Но в этой тюрьме Мария-Антуанетта была всего лишь тридцатисемилетней, уже постаревшей, женщиной с лицом серьезным, искаженным страданием и болезнью, она пыталась держаться мужественно, но глаза ее были наполнены смертельной тоской с тех пор, как у нее отняли детей. Некогда изумительно взбитые прекрасные белокурые волосы свободно лежали по плечам, завиваясь в милые локоны, но теперь они стремительно седели. От былого великолепия Мария-Антуанетта сохранила только неподражаемое величие благородной посадки головы. В черном платье, стянутом на талии плиссированной лентой, она была настоящей королевой, быть может, еще больше, чем в шелках Версаля…

Она бросила на новоприбывшего быстрый взгляд и тут же отвела глаза, но легкий румянец уже покрыл ее бледные щеки. Ружевиль понял, что она его узнала. Неистовое желание броситься к ногам узницы охватило его, покрыть поцелуями исхудавшие, такие прекрасные руки. Но таинственным образом вид этой несчастной заставил сердце юноши любить еще сильнее.

Мария-Антуанетта видела Александра Гуза де Ружевиля в третий раз. Первый раз простой шевалье из Сент-Луиса, галантный и страстный, появился как раз в те тяжелые часы, когда толпа атаковала Тюильри, и два раза вырывал ее из их рук.
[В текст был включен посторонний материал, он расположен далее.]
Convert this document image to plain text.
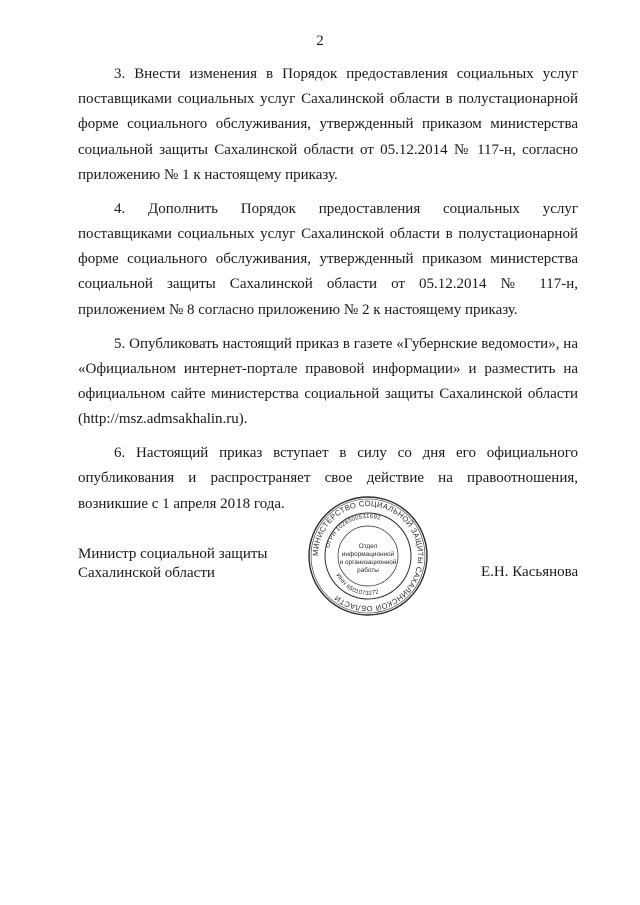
2

3. Внести изменения в Порядок предоставления социальных услуг поставщиками социальных услуг Сахалинской области в полустационарной форме социального обслуживания, утвержденный приказом министерства социальной защиты Сахалинской области от 05.12.2014 № 117-н, согласно приложению № 1 к настоящему приказу.

4. Дополнить Порядок предоставления социальных услуг поставщиками социальных услуг Сахалинской области в полустационарной форме социального обслуживания, утвержденный приказом министерства социальной защиты Сахалинской области от 05.12.2014 № 117-н, приложением № 8 согласно приложению № 2 к настоящему приказу.

5. Опубликовать настоящий приказ в газете «Губернские ведомости», на «Официальном интернет-портале правовой информации» и разместить на официальном сайте министерства социальной защиты Сахалинской области (http://msz.admsakhalin.ru).

6. Настоящий приказ вступает в силу со дня его официального опубликования и распространяет свое действие на правоотношения, возникшие с 1 апреля 2018 года.

Министр социальной защиты
Сахалинской области
МИНИСТЕРСТВО СОЦИАЛЬНОЙ ЗАЩИТЫ САХАЛИНСКОЙ ОБЛАСТИ
ОГРН 1026500531692
ИНН 6501073272
Отдел
информационной
и организационной
работы	Е.Н. Касьянова
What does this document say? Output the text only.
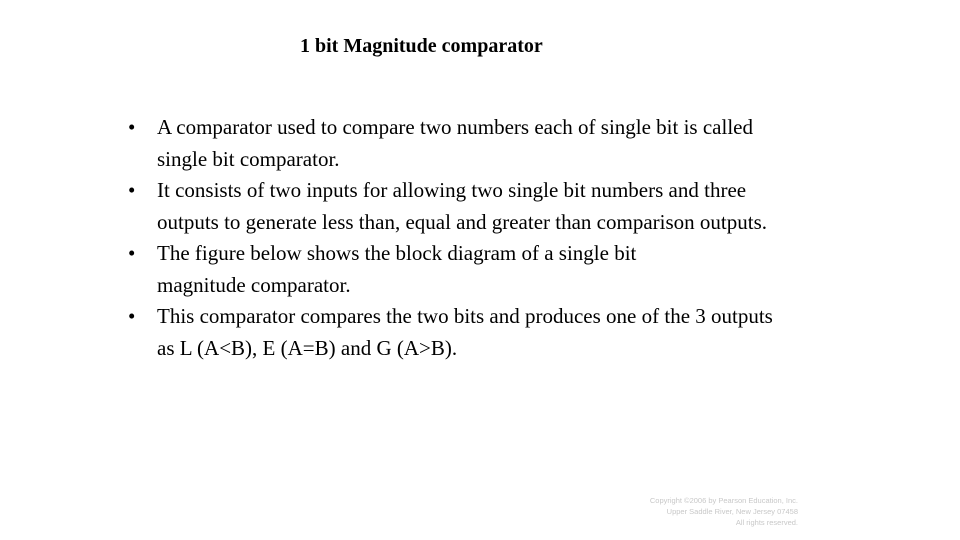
1 bit Magnitude comparator
• A comparator used to compare two numbers each of single bit is called
single bit comparator.
• It consists of two inputs for allowing two single bit numbers and three
outputs to generate less than, equal and greater than comparison outputs.
• The figure below shows the block diagram of a single bit
magnitude comparator.
• This comparator compares the two bits and produces one of the 3 outputs
as L (A<B), E (A=B) and G (A>B).
Copyright ©2006 by Pearson Education, Inc.
Upper Saddle River, New Jersey 07458
All rights reserved.
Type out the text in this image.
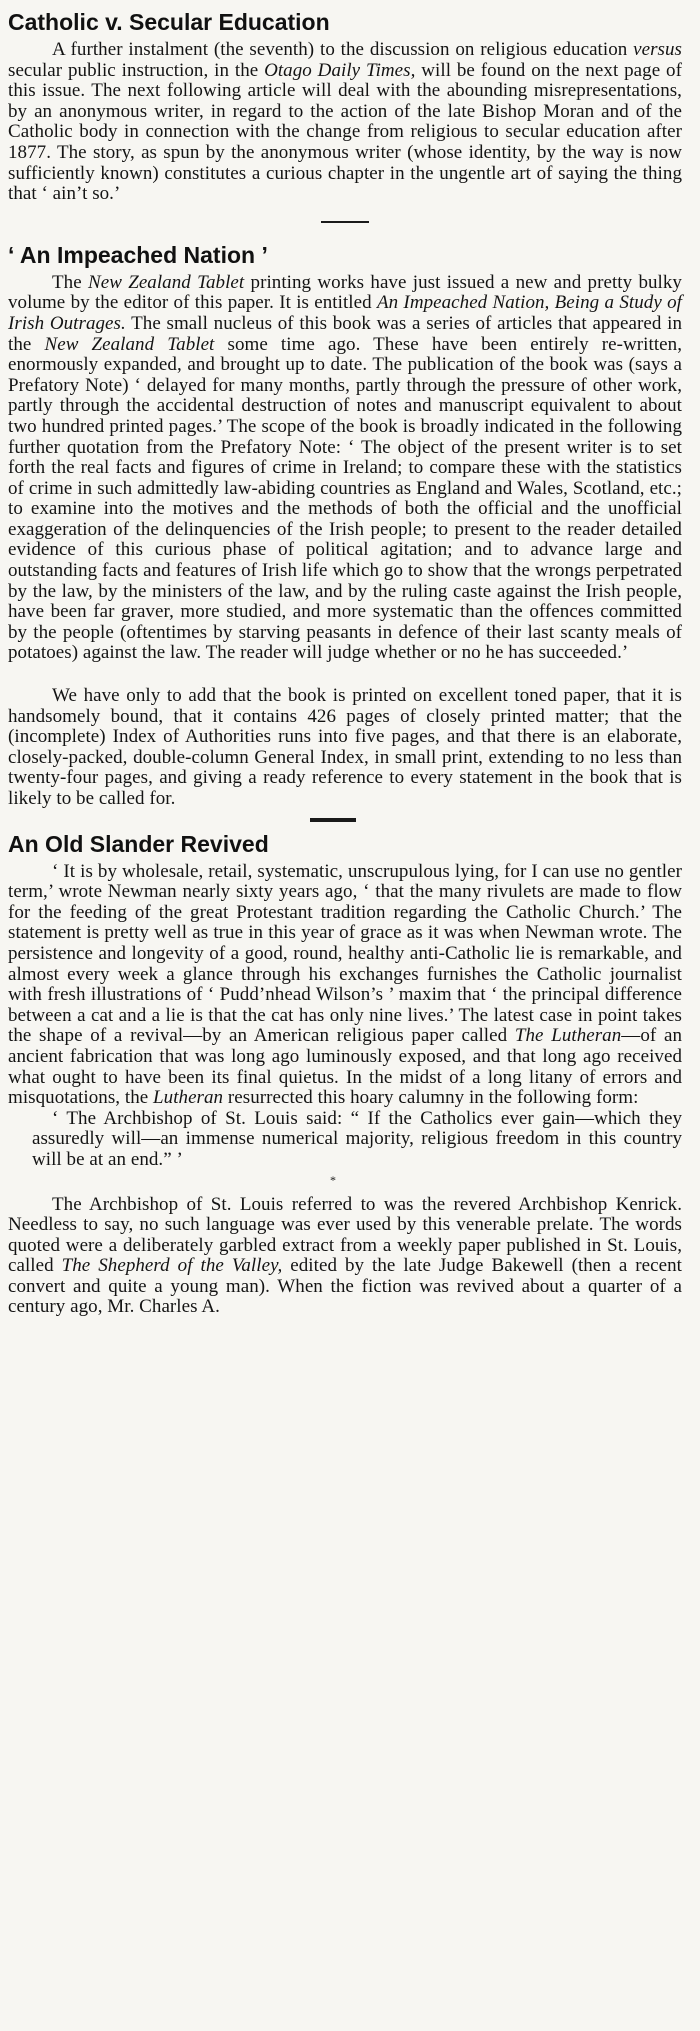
Catholic v. Secular Education

A further instalment (the seventh) to the discussion on religious education versus secular public instruction, in the Otago Daily Times, will be found on the next page of this issue. The next following article will deal with the abounding misrepresentations, by an anonymous writer, in regard to the action of the late Bishop Moran and of the Catholic body in connection with the change from religious to secular education after 1877. The story, as spun by the anonymous writer (whose identity, by the way is now sufficiently known) constitutes a curious chapter in the ungentle art of saying the thing that ‘ ain’t so.’

‘ An Impeached Nation ’

The New Zealand Tablet printing works have just issued a new and pretty bulky volume by the editor of this paper. It is entitled An Impeached Nation, Being a Study of Irish Outrages. The small nucleus of this book was a series of articles that appeared in the New Zealand Tablet some time ago. These have been entirely re-written, enormously expanded, and brought up to date. The publication of the book was (says a Prefatory Note) ‘ delayed for many months, partly through the pressure of other work, partly through the accidental destruction of notes and manuscript equivalent to about two hundred printed pages.’ The scope of the book is broadly indicated in the following further quotation from the Prefatory Note: ‘ The object of the present writer is to set forth the real facts and figures of crime in Ireland; to compare these with the statistics of crime in such admittedly law-abiding countries as England and Wales, Scotland, etc.; to examine into the motives and the methods of both the official and the unofficial exaggeration of the delinquencies of the Irish people; to present to the reader detailed evidence of this curious phase of political agitation; and to advance large and outstanding facts and features of Irish life which go to show that the wrongs perpetrated by the law, by the ministers of the law, and by the ruling caste against the Irish people, have been far graver, more studied, and more systematic than the offences committed by the people (oftentimes by starving peasants in defence of their last scanty meals of potatoes) against the law. The reader will judge whether or no he has succeeded.’

We have only to add that the book is printed on excellent toned paper, that it is handsomely bound, that it contains 426 pages of closely printed matter; that the (incomplete) Index of Authorities runs into five pages, and that there is an elaborate, closely-packed, double-column General Index, in small print, extending to no less than twenty-four pages, and giving a ready reference to every statement in the book that is likely to be called for.

An Old Slander Revived

‘ It is by wholesale, retail, systematic, unscrupulous lying, for I can use no gentler term,’ wrote Newman nearly sixty years ago, ‘ that the many rivulets are made to flow for the feeding of the great Protestant tradition regarding the Catholic Church.’ The statement is pretty well as true in this year of grace as it was when Newman wrote. The persistence and longevity of a good, round, healthy anti-Catholic lie is remarkable, and almost every week a glance through his exchanges furnishes the Catholic journalist with fresh illustrations of ‘ Pudd’nhead Wilson’s ’ maxim that ‘ the principal difference between a cat and a lie is that the cat has only nine lives.’ The latest case in point takes the shape of a revival—by an American religious paper called The Lutheran—of an ancient fabrication that was long ago luminously exposed, and that long ago received what ought to have been its final quietus. In the midst of a long litany of errors and misquotations, the Lutheran resurrected this hoary calumny in the following form:

‘ The Archbishop of St. Louis said: “ If the Catholics ever gain—which they assuredly will—an immense numerical majority, religious freedom in this country will be at an end.” ’

*

The Archbishop of St. Louis referred to was the revered Archbishop Kenrick. Needless to say, no such language was ever used by this venerable prelate. The words quoted were a deliberately garbled extract from a weekly paper published in St. Louis, called The Shepherd of the Valley, edited by the late Judge Bakewell (then a recent convert and quite a young man). When the fiction was revived about a quarter of a century ago, Mr. Charles A.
То было 20 июня, он защитил королеву своим телом. Второй раз она видела его страшным днем 10 августа 1792 года, когда они схватили короля и отволокли его в Тампль.


Пока Мишони произносил формальности, которые никто не слушал, слезы навернулись на глаза королевы. Ружевиль смотрел на нее неотрывно, так выразительно, что это становилось опасно. Мишель как ни в чем не бывало продолжал перечислять свои трудности. Тогда Ружевиль подошел к столу и как бы невзначай позволил упасть одному цветку из бутоньерки. И быстро взглянул на нее.

Мария-Антуанетта оценивала этого маленького человека тридцати шести лет, с живыми глазами и волевым лицом, несколько испорченным оспой, с хорошо ухоженными длинными белокурыми волосами. Она, казалось, ничего не поняла. И вот, когда Мишони, попрощавшись, направился к двери, Ружевиль быстро приблизился к королеве и прошептал очень тихо:

– Поднимите цветок, мадам, в нем мой самый главный обет. Я приду в пятницу, – потом добавил еще тише:

– Когда мы будем уходить, произнесите как-нибудь ваш ответ…

Мария-Антуанетта перевела взгляд на цветок, казавшийся светлым пятном на сером каменном полу. Тут вошел жандарм Жильбер, и визитеры покинули ее.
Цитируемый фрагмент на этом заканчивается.